Au premier plan, Joseph d’Arimathie et Nicodème, vieillards barbus, debout aux extrémités du sarcophage, tiennent le linceul où repose le corps du Christ. Leur inclinaison exprime le poids du chagrin qui les accable. Les témoins essentiels du drame sont représentés derrière le sarcophage : la Vierge, saint Jean et les saintes femmes : Marie de Magdala, Marie de Béthanie et Véronique.

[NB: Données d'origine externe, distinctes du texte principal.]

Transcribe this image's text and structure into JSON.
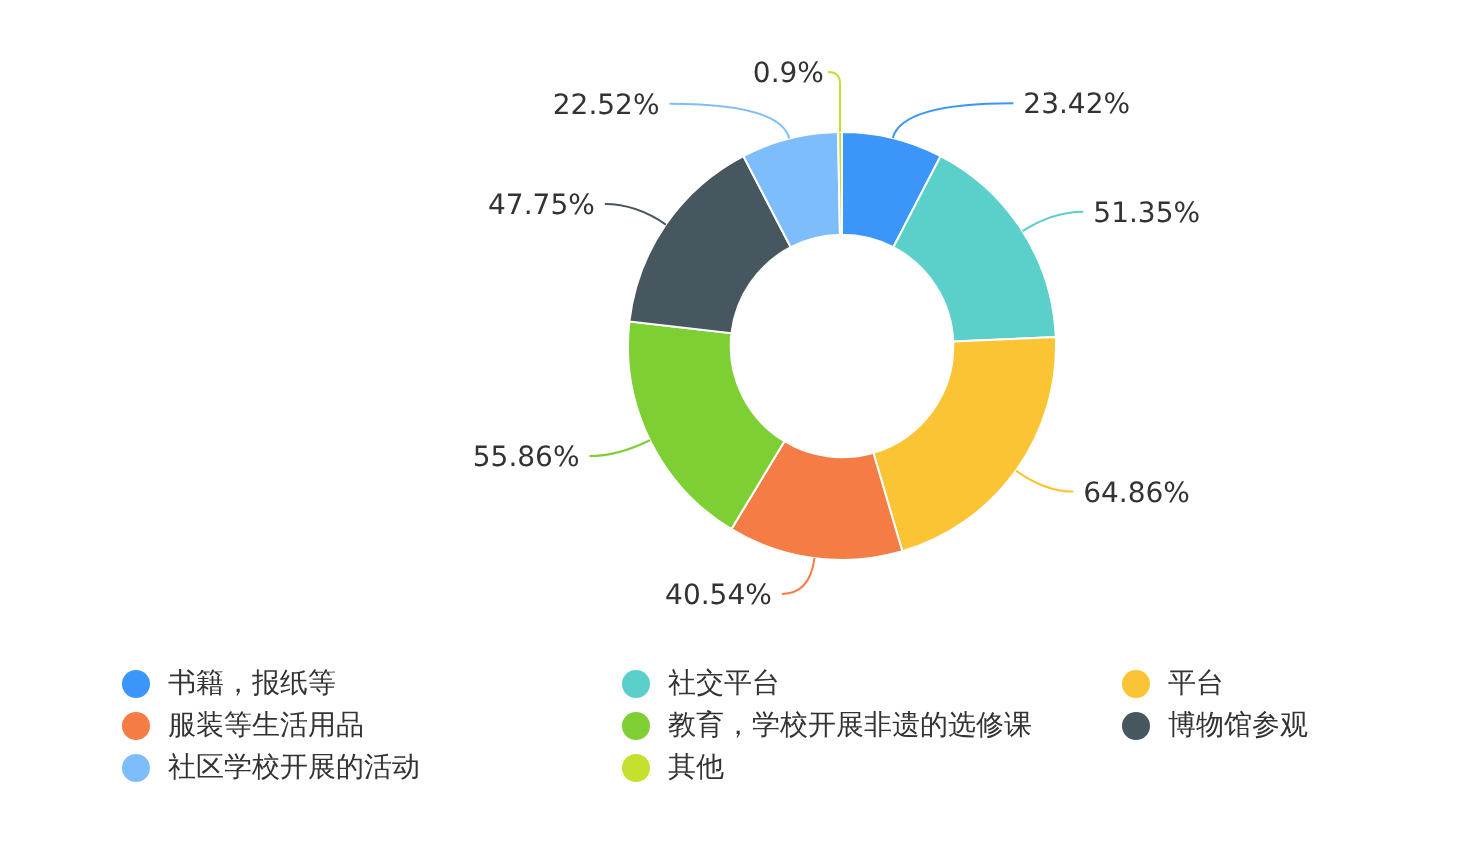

Après la Déposition suivie de l’épisode de la Vierge de Pitié et de la scène de l’onction, Marie, le visage marqué d’une profonde tristesse, vit le dernier acte de sa propre Passion et regarde son Fils une dernière fois avant qu’il ne disparaisse dans le tombeau. Le sculpteur a voulu traduire l’intense bouleversement de saint Jean par l’attitude agitée de son corps. Tandis qu’une sainte femme essuie ses larmes, Madeleine, tenant son pot à parfums, regarde le Christ avec compassion. Celui-ci est représenté plus grand que nature et placé de telle façon que sa plaie au côté soit visible des fidèles. Yeux clos, bouche entrouverte, sa tête retombe sur l’épaule et la noble figure exprime encore la souffrance mais, après les outrages de la foule, Jésus repose en paix, entouré de ceux qui l’aiment.

D’autres personnages, assis devant le sarcophage, constituent l’originalité de l’œuvre sculptée de Sissy. Ce sont les trois soldats qui avaient la garde du tombeau mais qui se sont endormis. D’où le nom donné à l’église Notre-Dame de Sissy : la chapelle des Endormis. Ils sont exécutés à une échelle moindre que les autres personnages, non pas parce qu’ils sont moins importants mais pour une raison pratique. En effet, réalisés en taille identique, les gardiens auraient gêné la vue. Dans d’autres Saints Tombeaux sculptés en France, dans la Somme par exemple, les trois soldats sont absents puisqu’ils sont presque toujours représentés au moment de la résurrection du Christ, jour de Pâques, le surlendemain de la Mise au tombeau.

A l’origine, le Sépulcre de Sissy, avec ses statues peuplant le mystérieux clair-obscur d’une petite chapelle, devait frapper l’esprit des fidèles. Aujourd’hui, même baignée par la lumière des vitraux de l’église paroissiale, cette scène de douleur n’en reste pas moins émouvante et il s’en dégage une ambiance mystique très forte.

Gérard Monsieur

(Sources : La mise au tombeau de Sissy – Christine Debrie 1982 ; Mémoires de la Société Académique de St-Quentin 1935 ; Etudes saint-quentinoises – Charles Gomart 1862.)